Context: New ministry of cooperation should enable people to leverage community networks, help deal with challenges thrown up by pandemics.

Evolution of cooperatives in India

  • Pioneered by Verghese Kurien:With the starting of the dairy cooperatives in the 1950s, the nation took note of this initiative and the National Dairy Development Board was set up in 1965.
  • Farmers were allowed to set up companies: A committee was set up under my chairmanship in the Company Affairs Ministry — not the agriculture and animal husbandry ministry — to allow farmers to set up companies.
    • Earlier, Cooperatives outside Anand tend not to hold regular and proper elections. Their accounts are not audited.  Most of them are not like the Charotar Patels. 
    • The Companies Act (Second Amendment), 2002 gave legal backing to the farmers to form Farmer Producer Companies (FPCs) that would run on the principle of “one share one vote”.
  • Development of institutional funding: The restructured NABARD had a special window for FPCs.
  • Leveraging community network: 
    • The networks of the Cheliya community — just as the network of Charotar Patels that Kurien relied on — have played a key role in the spread of the model.
    • For e.g.
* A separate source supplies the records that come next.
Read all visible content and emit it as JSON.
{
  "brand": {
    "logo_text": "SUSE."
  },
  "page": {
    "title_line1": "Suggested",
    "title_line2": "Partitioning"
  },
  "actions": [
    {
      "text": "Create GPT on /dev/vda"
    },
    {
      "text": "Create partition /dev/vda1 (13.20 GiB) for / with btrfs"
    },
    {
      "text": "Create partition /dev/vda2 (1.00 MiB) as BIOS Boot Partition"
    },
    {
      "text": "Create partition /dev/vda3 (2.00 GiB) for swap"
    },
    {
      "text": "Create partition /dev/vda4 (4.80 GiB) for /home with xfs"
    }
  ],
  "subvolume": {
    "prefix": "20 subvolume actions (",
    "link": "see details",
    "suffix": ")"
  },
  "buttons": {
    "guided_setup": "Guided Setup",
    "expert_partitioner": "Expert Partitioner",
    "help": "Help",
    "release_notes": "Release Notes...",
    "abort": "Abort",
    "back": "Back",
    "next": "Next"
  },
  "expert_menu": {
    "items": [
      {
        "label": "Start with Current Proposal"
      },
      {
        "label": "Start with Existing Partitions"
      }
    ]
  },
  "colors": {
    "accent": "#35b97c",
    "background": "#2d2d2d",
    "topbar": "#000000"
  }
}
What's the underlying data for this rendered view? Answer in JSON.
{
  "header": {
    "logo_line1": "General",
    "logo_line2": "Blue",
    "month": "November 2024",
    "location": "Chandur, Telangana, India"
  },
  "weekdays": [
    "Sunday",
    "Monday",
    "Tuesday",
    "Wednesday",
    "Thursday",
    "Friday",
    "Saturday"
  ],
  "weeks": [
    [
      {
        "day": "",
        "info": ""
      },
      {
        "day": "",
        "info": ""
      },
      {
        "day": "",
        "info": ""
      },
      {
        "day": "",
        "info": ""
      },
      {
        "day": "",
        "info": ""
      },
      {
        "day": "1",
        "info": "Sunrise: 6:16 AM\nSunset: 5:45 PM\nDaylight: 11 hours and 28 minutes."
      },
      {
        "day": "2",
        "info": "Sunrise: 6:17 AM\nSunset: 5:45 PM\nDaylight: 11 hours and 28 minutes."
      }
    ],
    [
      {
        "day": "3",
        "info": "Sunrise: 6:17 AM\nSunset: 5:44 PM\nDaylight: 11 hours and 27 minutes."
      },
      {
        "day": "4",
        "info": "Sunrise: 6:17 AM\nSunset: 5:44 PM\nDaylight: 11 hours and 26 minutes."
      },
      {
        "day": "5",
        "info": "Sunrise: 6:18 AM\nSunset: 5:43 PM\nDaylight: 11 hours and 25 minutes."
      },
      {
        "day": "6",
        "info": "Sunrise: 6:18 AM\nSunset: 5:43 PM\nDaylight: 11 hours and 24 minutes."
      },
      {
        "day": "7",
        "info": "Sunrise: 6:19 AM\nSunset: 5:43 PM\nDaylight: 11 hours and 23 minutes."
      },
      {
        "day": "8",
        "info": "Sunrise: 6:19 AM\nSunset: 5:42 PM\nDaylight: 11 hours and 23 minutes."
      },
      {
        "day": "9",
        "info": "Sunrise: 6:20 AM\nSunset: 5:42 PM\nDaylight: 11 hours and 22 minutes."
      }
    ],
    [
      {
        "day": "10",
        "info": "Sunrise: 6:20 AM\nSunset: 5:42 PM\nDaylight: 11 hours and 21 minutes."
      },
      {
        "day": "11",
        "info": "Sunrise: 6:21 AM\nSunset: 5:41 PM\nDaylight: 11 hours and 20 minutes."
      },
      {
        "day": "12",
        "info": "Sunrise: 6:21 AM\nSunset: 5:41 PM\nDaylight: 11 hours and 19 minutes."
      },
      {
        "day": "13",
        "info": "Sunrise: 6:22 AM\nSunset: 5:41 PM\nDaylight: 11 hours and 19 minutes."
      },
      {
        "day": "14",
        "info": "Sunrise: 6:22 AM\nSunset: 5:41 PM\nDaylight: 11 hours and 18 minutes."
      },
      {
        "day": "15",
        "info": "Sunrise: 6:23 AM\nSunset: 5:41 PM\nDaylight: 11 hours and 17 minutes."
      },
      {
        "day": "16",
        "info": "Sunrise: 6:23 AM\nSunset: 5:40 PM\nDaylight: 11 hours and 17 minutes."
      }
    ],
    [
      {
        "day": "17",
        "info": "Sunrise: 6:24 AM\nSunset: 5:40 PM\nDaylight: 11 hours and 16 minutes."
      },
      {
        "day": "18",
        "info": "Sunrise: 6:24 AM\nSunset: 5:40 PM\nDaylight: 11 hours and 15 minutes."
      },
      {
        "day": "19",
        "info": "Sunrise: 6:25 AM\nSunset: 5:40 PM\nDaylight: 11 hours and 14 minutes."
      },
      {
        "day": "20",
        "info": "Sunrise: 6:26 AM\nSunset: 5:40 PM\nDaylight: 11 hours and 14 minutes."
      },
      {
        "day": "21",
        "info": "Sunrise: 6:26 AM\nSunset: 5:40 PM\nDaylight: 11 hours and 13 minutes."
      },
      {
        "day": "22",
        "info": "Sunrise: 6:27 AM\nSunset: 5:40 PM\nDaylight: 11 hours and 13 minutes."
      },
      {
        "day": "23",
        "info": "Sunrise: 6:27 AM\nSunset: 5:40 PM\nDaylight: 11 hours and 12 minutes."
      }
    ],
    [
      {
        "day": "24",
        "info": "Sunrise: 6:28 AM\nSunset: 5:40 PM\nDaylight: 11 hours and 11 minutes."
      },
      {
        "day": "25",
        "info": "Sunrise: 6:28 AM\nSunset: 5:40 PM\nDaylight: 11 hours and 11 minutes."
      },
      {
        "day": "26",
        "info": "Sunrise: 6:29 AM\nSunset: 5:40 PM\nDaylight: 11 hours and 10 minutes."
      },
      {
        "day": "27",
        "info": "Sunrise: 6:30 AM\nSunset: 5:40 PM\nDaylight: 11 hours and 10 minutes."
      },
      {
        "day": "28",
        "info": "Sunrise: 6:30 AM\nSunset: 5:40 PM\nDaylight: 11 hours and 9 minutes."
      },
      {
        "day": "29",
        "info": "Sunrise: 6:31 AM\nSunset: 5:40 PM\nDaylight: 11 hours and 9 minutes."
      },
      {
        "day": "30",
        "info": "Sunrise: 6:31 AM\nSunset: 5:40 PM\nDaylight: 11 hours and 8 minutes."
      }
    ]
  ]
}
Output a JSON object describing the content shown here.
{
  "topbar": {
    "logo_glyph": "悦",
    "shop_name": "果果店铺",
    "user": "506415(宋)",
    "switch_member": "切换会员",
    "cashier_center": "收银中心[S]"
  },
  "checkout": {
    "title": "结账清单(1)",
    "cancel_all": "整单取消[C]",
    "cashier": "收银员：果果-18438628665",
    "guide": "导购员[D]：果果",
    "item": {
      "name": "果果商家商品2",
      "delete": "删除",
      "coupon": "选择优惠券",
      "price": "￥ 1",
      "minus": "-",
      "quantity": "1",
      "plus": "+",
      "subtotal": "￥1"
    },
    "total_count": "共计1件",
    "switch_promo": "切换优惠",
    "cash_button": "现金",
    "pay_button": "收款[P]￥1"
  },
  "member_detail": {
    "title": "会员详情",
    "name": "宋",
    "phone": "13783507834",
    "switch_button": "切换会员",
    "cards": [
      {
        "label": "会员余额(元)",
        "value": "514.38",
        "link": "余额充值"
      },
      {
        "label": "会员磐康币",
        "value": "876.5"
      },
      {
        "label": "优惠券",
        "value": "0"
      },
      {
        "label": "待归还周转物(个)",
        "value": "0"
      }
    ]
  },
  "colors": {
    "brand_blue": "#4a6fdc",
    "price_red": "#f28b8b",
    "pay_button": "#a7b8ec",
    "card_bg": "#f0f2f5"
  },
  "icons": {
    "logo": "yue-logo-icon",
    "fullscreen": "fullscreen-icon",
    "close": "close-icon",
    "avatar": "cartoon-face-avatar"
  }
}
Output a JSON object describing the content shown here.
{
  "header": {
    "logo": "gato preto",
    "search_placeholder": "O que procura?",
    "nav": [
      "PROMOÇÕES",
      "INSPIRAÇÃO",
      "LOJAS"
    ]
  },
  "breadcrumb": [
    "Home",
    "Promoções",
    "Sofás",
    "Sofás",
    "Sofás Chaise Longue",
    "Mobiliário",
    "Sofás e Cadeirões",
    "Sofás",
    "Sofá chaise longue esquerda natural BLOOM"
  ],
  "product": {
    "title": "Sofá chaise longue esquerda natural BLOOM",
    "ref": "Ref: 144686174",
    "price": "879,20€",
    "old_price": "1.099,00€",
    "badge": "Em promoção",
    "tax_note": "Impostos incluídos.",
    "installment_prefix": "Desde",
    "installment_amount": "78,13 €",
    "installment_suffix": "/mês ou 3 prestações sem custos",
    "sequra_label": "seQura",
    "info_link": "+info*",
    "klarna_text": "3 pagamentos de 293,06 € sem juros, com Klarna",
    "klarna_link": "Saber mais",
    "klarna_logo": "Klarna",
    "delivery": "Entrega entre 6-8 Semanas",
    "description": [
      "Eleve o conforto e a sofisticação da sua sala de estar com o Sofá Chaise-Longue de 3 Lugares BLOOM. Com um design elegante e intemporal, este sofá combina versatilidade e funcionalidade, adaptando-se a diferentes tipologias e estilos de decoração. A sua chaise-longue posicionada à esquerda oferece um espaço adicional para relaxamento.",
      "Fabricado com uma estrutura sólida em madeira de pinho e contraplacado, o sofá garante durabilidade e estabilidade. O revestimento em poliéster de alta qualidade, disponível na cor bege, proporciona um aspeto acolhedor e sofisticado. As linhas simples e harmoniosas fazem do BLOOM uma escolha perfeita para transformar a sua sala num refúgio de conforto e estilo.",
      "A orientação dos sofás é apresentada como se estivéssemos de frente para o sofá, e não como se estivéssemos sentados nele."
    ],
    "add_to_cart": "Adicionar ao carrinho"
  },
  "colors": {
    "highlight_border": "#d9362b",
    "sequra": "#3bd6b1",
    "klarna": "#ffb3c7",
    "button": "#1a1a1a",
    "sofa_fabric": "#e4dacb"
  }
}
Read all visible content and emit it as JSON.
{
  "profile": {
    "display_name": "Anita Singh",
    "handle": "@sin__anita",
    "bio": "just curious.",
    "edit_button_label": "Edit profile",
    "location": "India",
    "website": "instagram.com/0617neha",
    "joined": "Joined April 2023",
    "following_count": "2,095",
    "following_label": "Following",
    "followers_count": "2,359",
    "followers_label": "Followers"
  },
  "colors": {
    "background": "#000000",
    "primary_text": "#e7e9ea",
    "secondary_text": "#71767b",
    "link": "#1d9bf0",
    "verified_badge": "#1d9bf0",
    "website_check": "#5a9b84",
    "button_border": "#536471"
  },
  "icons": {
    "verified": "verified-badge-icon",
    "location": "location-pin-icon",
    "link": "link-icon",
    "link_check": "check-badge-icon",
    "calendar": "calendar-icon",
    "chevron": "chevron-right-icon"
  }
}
Tired of electricity board failures, Kurien offered to run a distribution company on a community basis, the model which is working in Kanpur and even Kerala

        Need of cooperatives amid pandemic: Pierre-Noel Giraud has written of the world being divided into “settlers” and “globalists”. Giraud believes that the outcomes of the 21st century will depend on how these two groups adjust to each other. Cooperatives have a significance amid pandemic because of the following – 

        • The concept of social cooperatives builds on the idea of communities creating infrastructure by using local material and family labour.
        • These can be the village tank, paving the village road — with or without MGN- REGA — finishing the last-mile construction of a canal network or even keeping watch on the contractor.
        • Reducing vaccine hesitancy, providing food to those waiting outside hospitals and, most importantly, looking after orphaned children are imperatives crying out for the cooperative model.
        • Sustainable resource utilisation: The virus is making us see the truth in Mahatma’s famous statement, “There is enough for everyone’s need but not for everybody’s greed”.
        • Realising the changed working environments: The new work-from-home model will create several problems as well as offer opportunities. 

        Conclusion: The new Ministry of Cooperation should not be just about pumping in money. This is the time to design models that help those who help themselves.